Before I say anymore about ivyroundup I should say just a little about Apache Ivy. Apache Ivy is a mechanism that manages dependencies in your project. You supply a list of products such as log4j, commons collections etc, that your project needs, plus one or more repositories to find them in. When requested ivy fetches the relevant jar files. But it also knows that those products need other products and so on so it fetches those too. That’s a very brief overview, it does more but hopefully you get the idea. You can also easily build your own complete local ivy repository. This is normal for corporates who like the level of control. We do this at my day job.

The typical repository holds the dependency references as well as the artifacts (jar files). But not necessarily. There’s an option to only store the dependency references and a url to find them, which can be elsewhere. So the ivyroundup repository doesn’t have to consume a vast amount of space because it is essentially a bunch of xml files. That means you can pull a copy down to your local machine and mess about with it to add any missing bits you need. Then you attach the patch file with your changes to the helpful project owner who does some QA and then adds it in.
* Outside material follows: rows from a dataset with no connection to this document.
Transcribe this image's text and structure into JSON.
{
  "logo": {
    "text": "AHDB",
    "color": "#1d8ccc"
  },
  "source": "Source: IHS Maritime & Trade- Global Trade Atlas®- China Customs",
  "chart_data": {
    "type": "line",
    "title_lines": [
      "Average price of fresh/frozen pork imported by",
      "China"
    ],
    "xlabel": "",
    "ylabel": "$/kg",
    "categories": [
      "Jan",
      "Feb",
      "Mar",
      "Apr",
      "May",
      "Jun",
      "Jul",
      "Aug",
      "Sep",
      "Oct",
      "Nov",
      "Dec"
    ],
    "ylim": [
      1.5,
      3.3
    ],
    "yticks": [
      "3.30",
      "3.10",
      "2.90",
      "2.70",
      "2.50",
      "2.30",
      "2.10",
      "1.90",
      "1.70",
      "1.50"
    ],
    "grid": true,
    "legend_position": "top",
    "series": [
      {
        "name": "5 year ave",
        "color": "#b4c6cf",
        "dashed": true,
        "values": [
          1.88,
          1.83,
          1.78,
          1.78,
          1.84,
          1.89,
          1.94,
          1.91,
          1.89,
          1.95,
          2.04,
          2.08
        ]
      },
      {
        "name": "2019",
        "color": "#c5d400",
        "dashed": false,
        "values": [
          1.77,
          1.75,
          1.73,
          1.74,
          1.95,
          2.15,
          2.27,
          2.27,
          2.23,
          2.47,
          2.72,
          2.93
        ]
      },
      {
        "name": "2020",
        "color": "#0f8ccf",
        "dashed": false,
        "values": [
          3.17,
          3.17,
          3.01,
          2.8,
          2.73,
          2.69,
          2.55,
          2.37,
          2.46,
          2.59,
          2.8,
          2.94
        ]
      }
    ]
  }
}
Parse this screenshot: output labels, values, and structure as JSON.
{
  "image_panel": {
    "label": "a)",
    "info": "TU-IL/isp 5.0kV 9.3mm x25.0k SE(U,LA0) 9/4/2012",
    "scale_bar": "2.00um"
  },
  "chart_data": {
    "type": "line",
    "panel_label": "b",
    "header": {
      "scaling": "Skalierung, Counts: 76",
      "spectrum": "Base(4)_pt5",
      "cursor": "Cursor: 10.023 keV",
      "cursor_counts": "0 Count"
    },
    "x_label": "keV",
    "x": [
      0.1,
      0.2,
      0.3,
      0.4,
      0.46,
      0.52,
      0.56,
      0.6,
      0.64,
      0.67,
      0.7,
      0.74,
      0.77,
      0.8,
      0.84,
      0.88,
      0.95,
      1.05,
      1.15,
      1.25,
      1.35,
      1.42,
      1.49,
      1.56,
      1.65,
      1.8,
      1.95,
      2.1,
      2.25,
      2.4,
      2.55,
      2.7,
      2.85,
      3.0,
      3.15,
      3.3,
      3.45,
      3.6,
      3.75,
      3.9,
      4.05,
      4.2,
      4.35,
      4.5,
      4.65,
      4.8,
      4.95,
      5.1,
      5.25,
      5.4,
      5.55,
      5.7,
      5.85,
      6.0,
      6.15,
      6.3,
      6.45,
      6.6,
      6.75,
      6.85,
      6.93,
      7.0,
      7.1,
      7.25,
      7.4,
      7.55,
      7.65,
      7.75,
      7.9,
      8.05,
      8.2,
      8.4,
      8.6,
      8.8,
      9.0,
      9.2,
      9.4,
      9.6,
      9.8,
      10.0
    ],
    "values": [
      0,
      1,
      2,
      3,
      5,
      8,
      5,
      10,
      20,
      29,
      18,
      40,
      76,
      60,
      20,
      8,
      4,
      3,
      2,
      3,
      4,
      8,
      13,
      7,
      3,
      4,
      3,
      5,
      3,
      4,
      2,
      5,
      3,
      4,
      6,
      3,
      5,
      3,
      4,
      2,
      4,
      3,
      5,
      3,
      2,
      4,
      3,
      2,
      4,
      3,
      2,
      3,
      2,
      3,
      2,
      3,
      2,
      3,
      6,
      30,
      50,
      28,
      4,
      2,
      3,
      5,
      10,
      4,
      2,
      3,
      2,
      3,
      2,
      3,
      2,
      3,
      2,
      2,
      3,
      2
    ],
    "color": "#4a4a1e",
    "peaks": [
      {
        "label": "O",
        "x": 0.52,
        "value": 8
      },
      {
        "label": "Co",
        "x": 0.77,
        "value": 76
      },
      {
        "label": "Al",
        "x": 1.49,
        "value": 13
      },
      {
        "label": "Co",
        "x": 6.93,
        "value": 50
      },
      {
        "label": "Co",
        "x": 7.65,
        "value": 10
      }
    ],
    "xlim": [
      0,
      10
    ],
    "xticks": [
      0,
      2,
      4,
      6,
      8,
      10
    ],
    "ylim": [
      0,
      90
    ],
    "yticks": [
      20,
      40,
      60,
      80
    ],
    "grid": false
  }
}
I’ve got all the dependencies sorted out now and they are in the ivyroundup repository. So that means the MaduraDocs project is somewhat smaller as well as easy to use. You just include it in your ivy dependencies and, during your ant build, you invoke a small ant file that gets pulled down from ivy (so ivy is not restricted to jars). This is described in detail in the docs which are, of course, generated by MaduraDocs.

Since I now have things so tidy I have uploaded the project to the SVN repository in googlecode.

Edit: I’ve moved this to a maven project on github. So it doesn’t use ivy now.